Step 4 — Compute \(W^+\) and \(W^-\):
- \(W^+ = 5 + 2 + 7.5 + 10 + 7.5 + 5 + 2 + 5 + 2 + 9 = 55\)
- \(W^- = 0\)
- \(W = \min(55, 0) = 0\)
Step 5 — Determine Significance:
Using a Wilcoxon table for \(n = 10\), \(\alpha = 0.05\) (two-tailed), the critical value is 8. Since \(W = 0 < 8\), we reject \(H_0\).
Conclusion: There is significant evidence that the new teaching method improves test scores.
Python Implementation¶
import numpy as np
from scipy.stats import wilcoxon
# Data: before and after scores
before = np.array([70, 68, 75, 80, 72, 74, 69, 77, 73, 76])
after = np.array([72, 69, 78, 85, 75, 76, 70, 79, 74, 80])
# Perform Wilcoxon Signed-Rank Test
stat, p_value = wilcoxon(after, before)
print(f"Test Statistic: {stat}")
print(f"P-value: {p_value}")
# Interpretation
alpha = 0.05
if p_value < alpha:
print("Reject the null hypothesis: Significant improvement in scores.")
else:
print("Fail to reject the null hypothesis: No significant improvement in scores.")
Paired Sign Test¶
When the symmetry assumption of the Wilcoxon Signed-Rank test is violated, the Paired Sign Test can be used. It only considers the signs of the paired differences, ignoring both magnitude and ranks.
Procedure¶
- Compute differences \(d_i = X_i - Y_i\).
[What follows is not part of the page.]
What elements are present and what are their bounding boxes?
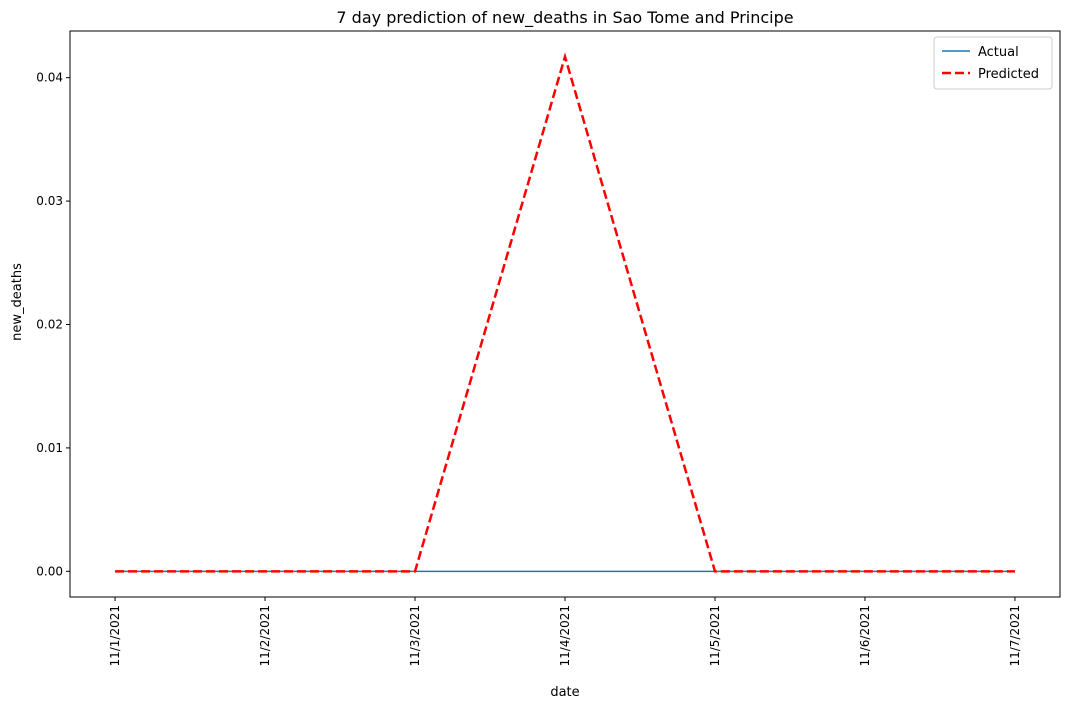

- Count the number of positive (\(n_+\)) and negative (\(n_-\)) differences. Ignore ties (\(d_i = 0\)).
- Under \(H_0\), each difference is equally likely to be positive or negative, so \(n_+ \sim \text{Binomial}(n, 0.5)\).
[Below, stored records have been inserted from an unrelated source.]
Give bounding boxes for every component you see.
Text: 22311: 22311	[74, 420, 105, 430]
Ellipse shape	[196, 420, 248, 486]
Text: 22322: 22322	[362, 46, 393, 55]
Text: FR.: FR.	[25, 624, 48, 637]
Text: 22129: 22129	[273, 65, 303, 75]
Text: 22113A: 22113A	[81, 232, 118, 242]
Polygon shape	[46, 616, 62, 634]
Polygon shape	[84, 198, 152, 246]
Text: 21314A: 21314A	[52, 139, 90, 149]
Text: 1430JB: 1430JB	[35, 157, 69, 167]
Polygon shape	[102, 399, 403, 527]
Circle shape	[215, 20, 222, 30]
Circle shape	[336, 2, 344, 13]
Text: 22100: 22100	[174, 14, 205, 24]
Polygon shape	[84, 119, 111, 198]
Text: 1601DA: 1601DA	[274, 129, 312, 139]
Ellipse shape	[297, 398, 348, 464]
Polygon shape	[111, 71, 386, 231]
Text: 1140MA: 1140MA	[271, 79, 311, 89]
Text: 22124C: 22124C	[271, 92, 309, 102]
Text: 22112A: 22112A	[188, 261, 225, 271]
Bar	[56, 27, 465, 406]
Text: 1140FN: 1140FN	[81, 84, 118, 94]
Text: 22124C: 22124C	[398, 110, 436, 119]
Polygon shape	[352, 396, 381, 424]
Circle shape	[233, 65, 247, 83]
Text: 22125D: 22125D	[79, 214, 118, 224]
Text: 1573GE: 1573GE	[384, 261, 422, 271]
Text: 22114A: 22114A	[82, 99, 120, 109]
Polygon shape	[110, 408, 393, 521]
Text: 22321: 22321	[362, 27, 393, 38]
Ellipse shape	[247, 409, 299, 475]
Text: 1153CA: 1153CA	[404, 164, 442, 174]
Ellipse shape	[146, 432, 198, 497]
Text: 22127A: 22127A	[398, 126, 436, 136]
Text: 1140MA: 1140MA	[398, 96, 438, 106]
- Compute p-value using the binomial distribution.
from scipy.stats import binom
import numpy as np
before = np.array([70, 68, 75, 80, 72, 74, 69, 77, 73, 76])
after = np.array([72, 69, 78, 85, 75, 76, 70, 79, 74, 80])
differences = after - before
n_plus = np.sum(differences > 0)
n_minus = np.sum(differences < 0)
n = n_plus + n_minus
W = min(n_plus, n_minus)
p_value = 2 * binom.cdf(W, n, 0.5) # Two-tailed
print(f"n+ = {n_plus}, n- = {n_minus}")
print(f"P-value: {p_value:.4f}")
Comparison: Paired t-Test vs Non-Parametric Alternatives¶
| Feature | Paired t-Test | Paired Wilcoxon | Paired Sign Test |
|---|---|---|---|
| Assumption | Normal differences | Symmetric differences | None |
| Tests | Mean difference | Median difference | Median difference |
| Uses | Raw differences | Ranks of differences | Signs only |
| Power | Highest (when normal) | Moderate | Lowest |
| Robustness | Sensitive to outliers | Moderate | Very robust |
Guideline for Choosing¶
- Normal differences: Use the paired t-test for maximum power.
- Symmetric but non-normal differences: Use the paired Wilcoxon signed-rank test.
- No assumptions met (skewed, ordinal): Use the paired sign test.
Advantages and Limitations¶
Advantages:
- Does not assume normality.
- Robust to outliers.
- Works with ordinal data.
Limitations:
- Assumes symmetry of the distribution of differences (Wilcoxon only).
- Less powerful than parametric tests when normality holds.
- Sign test discards magnitude information, reducing power further.